萧墨的瞳孔骤然收缩。他看到了——不,是他“感受”到了。那片血雾中,是无数扭曲的面孔,是他昔日在杀手组织“暗潮”中亲手终结或目睹死去的身影。他们无声地嘶吼,伸出手臂,向他抓来。这是他深埋心底、从不与人言的罪孽与梦魇。
“萧叔叔!”身后的厉星辰见他僵立不动,周身气息冰冷紊乱,惊呼出声。
就在厉星辰声音响起的刹那,萧墨眼前的血雾幻象骤然扭曲、淡化。他猛地回神,冷汗已浸透内衫。是了,这是幻象,是心魔。星桥在映照每个人内心深处最恐惧或最渴望的东西。

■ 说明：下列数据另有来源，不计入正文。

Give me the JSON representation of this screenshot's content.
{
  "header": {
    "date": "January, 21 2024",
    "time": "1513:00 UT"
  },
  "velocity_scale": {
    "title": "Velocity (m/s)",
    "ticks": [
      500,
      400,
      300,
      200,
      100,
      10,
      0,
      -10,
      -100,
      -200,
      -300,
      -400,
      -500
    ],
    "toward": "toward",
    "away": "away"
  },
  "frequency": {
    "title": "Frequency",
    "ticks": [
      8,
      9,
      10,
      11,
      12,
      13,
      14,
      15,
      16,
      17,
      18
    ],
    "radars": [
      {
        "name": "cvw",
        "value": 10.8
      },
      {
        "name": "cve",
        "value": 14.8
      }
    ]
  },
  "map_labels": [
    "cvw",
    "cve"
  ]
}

他深吸一口气,强行压下翻腾的气血与杀意,回头低喝:“闭守灵台,勿被外相所惑!继续走!”
话音刚落,赵墨言身侧的景象也变了。
灰雾退去,他发现自己站在忘尘阁空荡荡的后院里。夕阳西下,将他的影子拉得很长。阁内没有灯光,没有声音。苏云裳、萧墨、厉星辰、云梦瑶……所有人都不见了。整个世界只剩下他一个人,和无边无际的、令人窒息的寂静。
“苏姨?萧叔叔?星辰?”他呼喊,声音在空旷的庭院里回荡,没有任何回应。
恐惧,冰冷的恐惧,顺着脊椎爬上来。不是对妖邪的恐惧,而是对“孤独”本身的恐惧。父母消失的五年,虽有众人呵护,但那深植骨髓的、害怕再次失去、害怕最终只剩下自己一人的恐惧,从未真正远离。此刻,这恐惧被星桥具现化,将他拖入孤立无援的绝境。